I start to cry. “Whatever.”

“We shouldn’t have come. I will talk to Craig, okay?”

“Okay.”

“I was… I was curious.”

“Curiosity killed the Cyrus,” I say, sniffing.

He cups my cheek, brushes my tears away. “Look, we have three options here. We can go upstairs, find an empty room, and have sex like everyone else. Or we can keep watching to see if there’s anything else on the agenda, like maybe a movie or a late-night buffet. Or we can go home.”

“But the cuddle puddle is strictly non-penetrative,” I say.

“There are other things we could do.”

“Do you wish you had more sex before you married me?”

“No.”

“How much sex have you had?” I ask, wondering why we have never had this conversation.

“I would say a medium amount.”

“Me too,” I offer, even though he hasn’t asked. “Medium to small. Although I guess it’s all relative. What do you mean by medium? Under ten or under a hundred?”

“Under ten,” he says.

I’m relieved. We link arms, pick our way back through the house, passing another bar, a vinyl library, a man stirring a giant vat of paella, a circle of people chanting om, and finally, through the double doors in front. Our cab is here; we get in and fall asleep on opposite corners of the backseat in the hour it takes to return to our hotel.





Thirteen

BFFS




On the surface, Marco is a normal person. He can make eye contact and have perfectly ordinary conversations about things that other people might be interested in, say, the weather, or how lovely it is that we have our own nondairy mixologist called Mylkist at the cafeteria now. But a few sentences in—and I check this multiple times to make sure I’m not just being judgmental—Marco will always steer the conversation in such a way that he ends up telling a story about someone, or something, or all of humanity, dying. At times the transition is so subtle that you wouldn’t even notice it, but occasionally, it’s obvious that while he’s commenting on your shoes, he’s really thinking death/apocalypse/end times thoughts. Let’s say the conversation starts like this in the stairwell:

“Hey, Asha, how’s it going?”

“Going great, how’re you?”

“I was just heading to the seminar on work-hobby balance.”

“Work-hobby?”

“Yeah, you know, if you love something enough, it doesn’t even feel like work, so you call it a hobby, but really, it’s taking all your time and you’re totally obsessed.”

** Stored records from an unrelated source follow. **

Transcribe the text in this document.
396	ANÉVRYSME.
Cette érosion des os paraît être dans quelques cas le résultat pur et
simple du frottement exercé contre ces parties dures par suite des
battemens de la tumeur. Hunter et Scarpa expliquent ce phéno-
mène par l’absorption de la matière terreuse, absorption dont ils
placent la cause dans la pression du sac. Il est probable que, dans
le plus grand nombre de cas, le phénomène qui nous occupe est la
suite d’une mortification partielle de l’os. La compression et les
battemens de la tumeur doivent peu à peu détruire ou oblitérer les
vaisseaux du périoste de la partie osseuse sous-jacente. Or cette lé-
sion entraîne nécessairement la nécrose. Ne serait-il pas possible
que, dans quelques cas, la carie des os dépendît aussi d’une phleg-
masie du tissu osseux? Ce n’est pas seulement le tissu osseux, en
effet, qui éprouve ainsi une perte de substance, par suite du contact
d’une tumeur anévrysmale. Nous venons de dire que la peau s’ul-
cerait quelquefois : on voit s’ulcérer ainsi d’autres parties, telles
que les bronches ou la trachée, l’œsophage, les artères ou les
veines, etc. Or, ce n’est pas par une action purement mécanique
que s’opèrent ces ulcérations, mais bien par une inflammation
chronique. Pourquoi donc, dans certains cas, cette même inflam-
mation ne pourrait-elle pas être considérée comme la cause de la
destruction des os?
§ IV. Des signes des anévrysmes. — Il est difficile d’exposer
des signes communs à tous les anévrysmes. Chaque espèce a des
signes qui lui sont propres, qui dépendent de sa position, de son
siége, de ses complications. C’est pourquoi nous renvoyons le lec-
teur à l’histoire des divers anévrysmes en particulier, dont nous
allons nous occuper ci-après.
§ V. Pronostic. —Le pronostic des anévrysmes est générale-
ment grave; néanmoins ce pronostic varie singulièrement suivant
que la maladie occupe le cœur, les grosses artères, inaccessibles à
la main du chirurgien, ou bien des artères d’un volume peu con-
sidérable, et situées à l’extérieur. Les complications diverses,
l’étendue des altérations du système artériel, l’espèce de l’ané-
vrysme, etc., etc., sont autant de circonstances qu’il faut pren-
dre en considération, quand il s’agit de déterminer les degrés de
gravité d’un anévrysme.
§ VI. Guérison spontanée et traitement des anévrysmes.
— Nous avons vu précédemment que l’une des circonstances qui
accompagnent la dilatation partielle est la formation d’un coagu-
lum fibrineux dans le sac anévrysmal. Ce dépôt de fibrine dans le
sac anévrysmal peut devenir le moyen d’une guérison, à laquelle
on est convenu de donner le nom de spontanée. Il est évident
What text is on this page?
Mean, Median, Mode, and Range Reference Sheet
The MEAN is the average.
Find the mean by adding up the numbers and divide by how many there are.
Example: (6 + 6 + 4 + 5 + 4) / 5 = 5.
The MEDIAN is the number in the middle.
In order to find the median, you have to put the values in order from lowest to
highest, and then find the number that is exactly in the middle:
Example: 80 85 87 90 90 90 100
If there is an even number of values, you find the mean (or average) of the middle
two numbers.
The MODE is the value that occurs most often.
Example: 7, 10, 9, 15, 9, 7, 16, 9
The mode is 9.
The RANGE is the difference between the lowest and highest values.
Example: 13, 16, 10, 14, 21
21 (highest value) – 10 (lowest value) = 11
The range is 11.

“I know what that’s like. Anyway, see you around—”

“The thing is, we talk about people working themselves to death, but we never say ‘He hobbied himself to death.’ Still, there must be a lot of people who do that.”

“Oh, okay.”

“My uncle Gennaro had this thing for gardening, I mean, he just loved all kinds of exotic plants, and so he set up a business selling seeds online.”

“And did he? Work himself to—? I’m sorry.”

“No, heart attack. But everyone said he worked too hard. I think he hobbied too hard.”

Or this:

“If a pandemic wiped out ten percent of the world’s population, as a society, would we become inured to the loss of our loved ones? Would we just care about them less?”

Or this:

“I’m setting up a probabilities algorithm for all the ways humans are going to get wiped out, and I think climate change is definitely winning. Closely followed by antibiotic resistance.”

Cyrus does not see a problem because Cyrus and Marco have become instant best friends.

They’re together all the time, eating lunch at the café, hanging out on the rooftop among Rory’s Popeye plants, booking out the meeting rooms so they can close the door and hatch secret plans. Gaby and Jules are tasked with getting under the hood of Obit.ly’s financials. Ren and I look at the tech. Since Marco is always around, it’s difficult to get Cyrus on his own. He gives off a kind of hummingbird vibe, flapping wildly while appearing to stand perfectly still.



* * *



I try to warn Cyrus. “I think Marco is unstable.”

“What’s wrong with him?”

“He can’t stop talking about the end of the world.”